Worse yet, their campaign staff - who are now working on their transition teams - are college kids or twenty-and-thirty-something young people who have all these odd and annoying habits.

They use I-Phones. Gee, I can't even spell I-Phone (correctly).  We corporate IT types use proper BlackBerrys or proper mobile phones that fold out when you want to talk.  (Although I did give my wife an I-Phone for Christmas - does that count?)

They use Macs. Yes, Apple Macintosh computers - (not the Ronald McDonald type of Mac).  We corporate IT types use proper Windows XP computers manufactured by prim and proper corporations like Hewlett Packard with proper advertising campaigns, thank you very much. (My always-suffering wife is a Mac person - does that count?)

They don't use anti-virus software.  Anathema! Heresy!   My Chief Information Security Officer is writhing on the floor. There ARE viruses which affect Macs, he says.  And how about all those I-Phone (I still can't spell it right) apps which are written by hackers and can be downloaded?  Oh wait, I-Phone hackers aren't trying to create bot armies, they're just trying to modify the software in the phone and bend it to their will.  Gee, does that make Apple Engineers and Programmers and Executives Buttoned-Down corporate IT types like me?
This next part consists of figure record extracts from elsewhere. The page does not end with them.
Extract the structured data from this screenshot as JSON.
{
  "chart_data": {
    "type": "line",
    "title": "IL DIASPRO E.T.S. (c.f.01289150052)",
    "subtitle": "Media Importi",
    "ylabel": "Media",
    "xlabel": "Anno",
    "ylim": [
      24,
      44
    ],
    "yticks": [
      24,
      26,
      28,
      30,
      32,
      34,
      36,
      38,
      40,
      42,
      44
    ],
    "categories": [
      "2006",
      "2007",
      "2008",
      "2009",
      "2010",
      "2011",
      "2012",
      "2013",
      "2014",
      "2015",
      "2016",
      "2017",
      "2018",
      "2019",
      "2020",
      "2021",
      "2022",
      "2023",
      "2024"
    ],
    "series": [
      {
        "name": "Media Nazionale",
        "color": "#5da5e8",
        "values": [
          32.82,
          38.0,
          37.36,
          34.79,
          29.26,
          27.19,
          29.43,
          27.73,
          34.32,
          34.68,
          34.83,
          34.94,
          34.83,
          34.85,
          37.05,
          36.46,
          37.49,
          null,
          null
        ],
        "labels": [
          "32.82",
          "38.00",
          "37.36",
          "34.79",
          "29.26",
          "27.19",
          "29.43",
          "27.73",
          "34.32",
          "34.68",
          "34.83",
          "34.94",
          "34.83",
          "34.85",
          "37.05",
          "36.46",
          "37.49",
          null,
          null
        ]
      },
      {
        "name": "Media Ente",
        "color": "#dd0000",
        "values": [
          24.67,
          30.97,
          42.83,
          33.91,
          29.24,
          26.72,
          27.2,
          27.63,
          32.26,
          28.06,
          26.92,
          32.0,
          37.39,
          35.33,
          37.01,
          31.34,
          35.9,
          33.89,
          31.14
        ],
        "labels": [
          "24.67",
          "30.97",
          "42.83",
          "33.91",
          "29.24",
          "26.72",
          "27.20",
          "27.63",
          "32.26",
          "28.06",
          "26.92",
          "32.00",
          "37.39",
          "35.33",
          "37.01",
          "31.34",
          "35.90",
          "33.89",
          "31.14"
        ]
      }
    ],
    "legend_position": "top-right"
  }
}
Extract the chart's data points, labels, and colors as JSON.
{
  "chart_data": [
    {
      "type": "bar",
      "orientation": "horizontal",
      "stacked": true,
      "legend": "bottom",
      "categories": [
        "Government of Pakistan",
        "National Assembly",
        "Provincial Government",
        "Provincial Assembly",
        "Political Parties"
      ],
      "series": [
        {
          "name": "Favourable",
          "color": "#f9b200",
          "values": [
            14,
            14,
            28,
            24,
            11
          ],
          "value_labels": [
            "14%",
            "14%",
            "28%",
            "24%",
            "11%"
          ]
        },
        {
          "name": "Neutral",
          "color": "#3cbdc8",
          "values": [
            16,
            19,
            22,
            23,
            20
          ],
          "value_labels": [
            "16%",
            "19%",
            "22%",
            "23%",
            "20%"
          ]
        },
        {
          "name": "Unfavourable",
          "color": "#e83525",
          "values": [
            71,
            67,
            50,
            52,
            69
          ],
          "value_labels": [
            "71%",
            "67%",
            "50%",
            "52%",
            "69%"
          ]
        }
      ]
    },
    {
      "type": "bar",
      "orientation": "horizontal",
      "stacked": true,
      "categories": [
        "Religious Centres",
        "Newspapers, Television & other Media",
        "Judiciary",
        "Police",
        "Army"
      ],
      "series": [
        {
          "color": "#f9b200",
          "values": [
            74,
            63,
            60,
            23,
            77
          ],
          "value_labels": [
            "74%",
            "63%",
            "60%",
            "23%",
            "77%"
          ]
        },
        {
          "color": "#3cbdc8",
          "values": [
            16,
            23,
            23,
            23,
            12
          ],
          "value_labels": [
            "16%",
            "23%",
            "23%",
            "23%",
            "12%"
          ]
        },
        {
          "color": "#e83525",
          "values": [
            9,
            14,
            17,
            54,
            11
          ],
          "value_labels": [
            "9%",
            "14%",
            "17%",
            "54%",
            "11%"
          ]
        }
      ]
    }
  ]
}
These kids - they tweet and twitter and blog and facebook (is that a verb?) and post video they take with their danged I-Phones to YouTube and create legends for their innovative use of cell phones to collect last minute ballots on election night. 

Where is my defense from all this anarchy?   Where is my official City of Seattle Information Security policy when I need it?   Where are my guidelines for the use of social media like Facebook and Twitter and Blogs (oh my)?  Where is that holy grail of all Chief Information Officers and Buttoned Down corporate IT types - "standards"? 

At least I can take comfort and wrap myself in my reduced budget (Macs and I-Phones cost more to buy and manage) and my economic development (gee, Microsoft DOES employ 40,000 people in the Seattle area and it DOES, after all, make software for Macs, too).

They are challenging my policies, these kids. They are challenging my assumptions. They don't care for my technology standards. They have taught me how to spell iPhone.

They are challenging my very identity as the Chief Technology Officer for the City Government of Seattle.

And I love it.

5 Comments

PMI Network had an interesting article last month, "The New Old". It suggested that anyone over 30 is now considered to be technologically expired by many employers. I hope that while you're listening to younger staff, you're also investing in technical training for your older staff. Continuous learning is a terrific preventative for kurmudgeonry and a great way to tap the wisdom that comes only from experience.

Now that you have learned to spell iPhone, next on the list should be curmudgeon. I realize it doesn't look as nice in the title with Kids if correctly spell it with a C, but that's no excuse. Some of those kids may be unfamiliar with the word and be mislead by your error, intentional though it may be.

An English teacher I'm not, a journalist I'm not, a geek I am. IIWII (it is what it is).

Good comment, Diana. In technology, chronological age is almost irrelevant. A 65-year-old can be more flexible and adaptive to new technologies and ideas than some 25 years old. The difference, I think, is not so much "training" but rather willingness and eagerness to learn. That's continuous learning, and it is in the attitude of the employee much more than the training budget of the employer, although both are necessary.

I can appreciate what you have to say...my three kids all Mac users in my house and my Dell laptop is laughable when it comes to editing videos or recording music. We're Old Skool...

BTW, it's spelled Curmudgeon, as my band is called Lonesome Dan & The Curmudgeons. If you're going to profess to being one, at least get it right.